Social enterprise Sustainable Thinking Scotland (STS) was set up by entrepreneurs Sean Kerr and Stephen McQueen in 2016 to help tackle social and ecological issues in their local area of Bo’ness, West Lothian.
Now the firm has been awarded £190,000 to enable them to bring their biochar technology to market.
Biochar is similar to charcoal, made by ‘baking’ waste wood and other biomass at high temperatures.
It draws down carbon from the atmosphere into the soil, storing it for hundreds to thousands of years.
It has several applications, but innovations by STS mean it can be used to soak up nutrient pollution that can lead to toxic algae blooms in rivers, streams and other water bodies.
Once ‘charged’ with nutrients, the biochar is collected and can be added as a fertiliser to soil used for growing food crops.
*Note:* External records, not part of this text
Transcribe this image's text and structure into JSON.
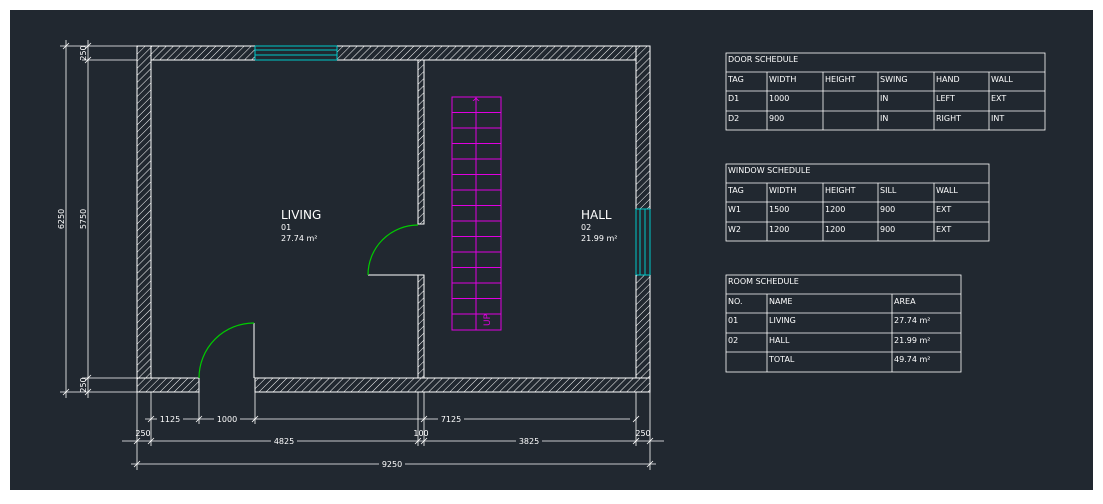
{
  "colors": {
    "page_bg": "#ffffff",
    "canvas_bg": "#212830",
    "line": "#ffffff",
    "door_arc": "#00cc00",
    "window": "#00c8c8",
    "stair": "#e000e0"
  },
  "rooms": [
    {
      "name": "LIVING",
      "number": "01",
      "area": "27.74 m²"
    },
    {
      "name": "HALL",
      "number": "02",
      "area": "21.99 m²"
    }
  ],
  "stair": {
    "label": "UP",
    "arrow": "^"
  },
  "dimensions": {
    "left_outer": "6250",
    "left_top": "250",
    "left_mid": "5750",
    "left_bottom": "250",
    "bottom_d1": "1125",
    "bottom_d2": "1000",
    "bottom_d3": "7125",
    "bottom_wall_left": "250",
    "bottom_mid_left": "4825",
    "bottom_wall_mid": "100",
    "bottom_mid_right": "3825",
    "bottom_wall_right": "250",
    "bottom_total": "9250"
  },
  "door_schedule": {
    "title": "DOOR SCHEDULE",
    "headers": [
      "TAG",
      "WIDTH",
      "HEIGHT",
      "SWING",
      "HAND",
      "WALL"
    ],
    "rows": [
      [
        "D1",
        "1000",
        "",
        "IN",
        "LEFT",
        "EXT"
      ],
      [
        "D2",
        "900",
        "",
        "IN",
        "RIGHT",
        "INT"
      ]
    ]
  },
  "window_schedule": {
    "title": "WINDOW SCHEDULE",
    "headers": [
      "TAG",
      "WIDTH",
      "HEIGHT",
      "SILL",
      "WALL"
    ],
    "rows": [
      [
        "W1",
        "1500",
        "1200",
        "900",
        "EXT"
      ],
      [
        "W2",
        "1200",
        "1200",
        "900",
        "EXT"
      ]
    ]
  },
  "room_schedule": {
    "title": "ROOM SCHEDULE",
    "headers": [
      "NO.",
      "NAME",
      "AREA"
    ],
    "rows": [
      [
        "01",
        "LIVING",
        "27.74 m²"
      ],
      [
        "02",
        "HALL",
        "21.99 m²"
      ],
      [
        "",
        "TOTAL",
        "49.74 m²"
      ]
    ]
  }
}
STS director Sean Kerr said: “Our mission is to be Scotland’s leading organisation in the development and targeted application of biochar, driving innovation within water remediation technologies and land management, creating a circular economy model which benefits both our environment and the people within our communities.”
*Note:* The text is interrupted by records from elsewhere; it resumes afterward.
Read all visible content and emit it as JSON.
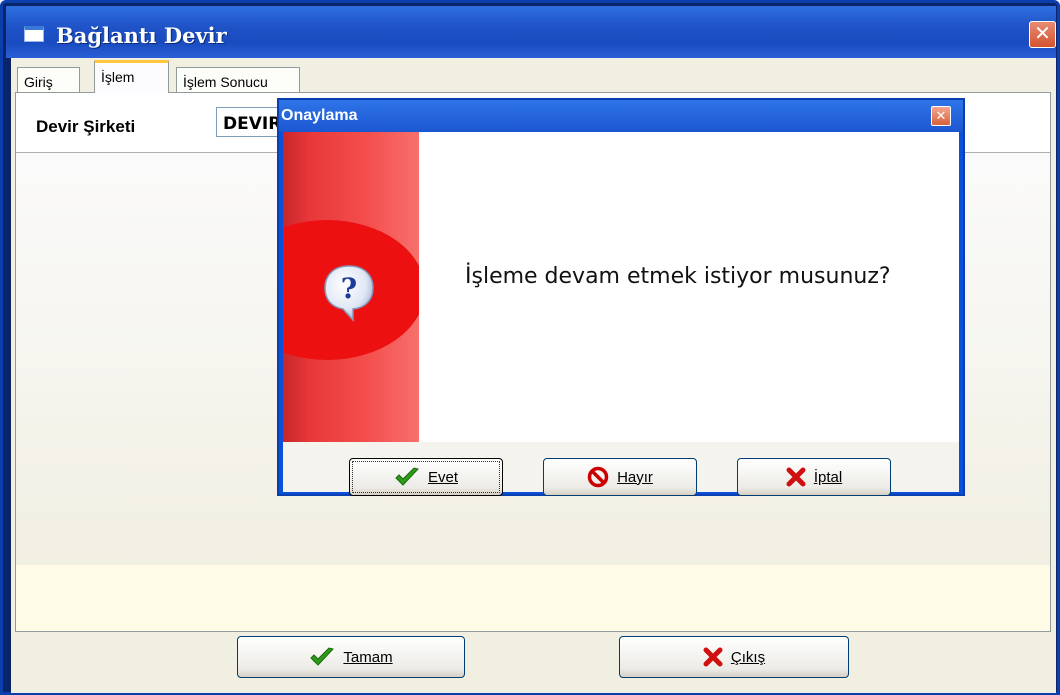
{
  "main_window": {
    "title": "Bağlantı Devir",
    "close_glyph": "✕",
    "tabs": [
      {
        "label": "Giriş"
      },
      {
        "label": "İşlem"
      },
      {
        "label": "İşlem Sonucu"
      }
    ],
    "active_tab": "İşlem",
    "form": {
      "devir_sirketi_label": "Devir Şirketi",
      "devir_sirketi_value": "DEVIR"
    },
    "buttons": {
      "ok": {
        "label": "Tamam",
        "icon": "check-icon"
      },
      "exit": {
        "label": "Çıkış",
        "icon": "x-icon"
      }
    }
  },
  "dialog": {
    "title": "Onaylama",
    "close_glyph": "✕",
    "message": "İşleme devam etmek istiyor musunuz?",
    "icon": "question-icon",
    "buttons": {
      "yes": {
        "label": "Evet",
        "icon": "check-icon"
      },
      "no": {
        "label": "Hayır",
        "icon": "no-entry-icon"
      },
      "cancel": {
        "label": "İptal",
        "icon": "x-icon"
      }
    }
  },
  "colors": {
    "titlebar": "#1f53c7",
    "dialog_accent": "#ec1010",
    "check_green": "#2e9a1a",
    "x_red": "#d01010"
  }
}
STS will use the investment to speed up growth of its biochar project, increase production capacity and research and development work, as well as to employ staff and develop core business operations for the intended scale-up.
The Catalyst fund, set up to help finance ambitious social enterprises in Scotland, is supported by the Scottish Government.
Its innovative funding mechanism means STS will repay the investment via a share of its revenue as the business grows.
Scottish agency Firstport administers the fund win collaboration with Social Enterprise Scotland.
Daisy Ford-Downes, head of group investment programmes at Firstport, said: “Sean and Steve set a high bar for a new generation of ambitious, high-growth social enterprises serving people and planet.
“They have developed an exciting new technology that simultaneously tackles pollution, captures carbon and increases crop yields for community food production, and we are looking forward to supporting them as they bring this to the market.”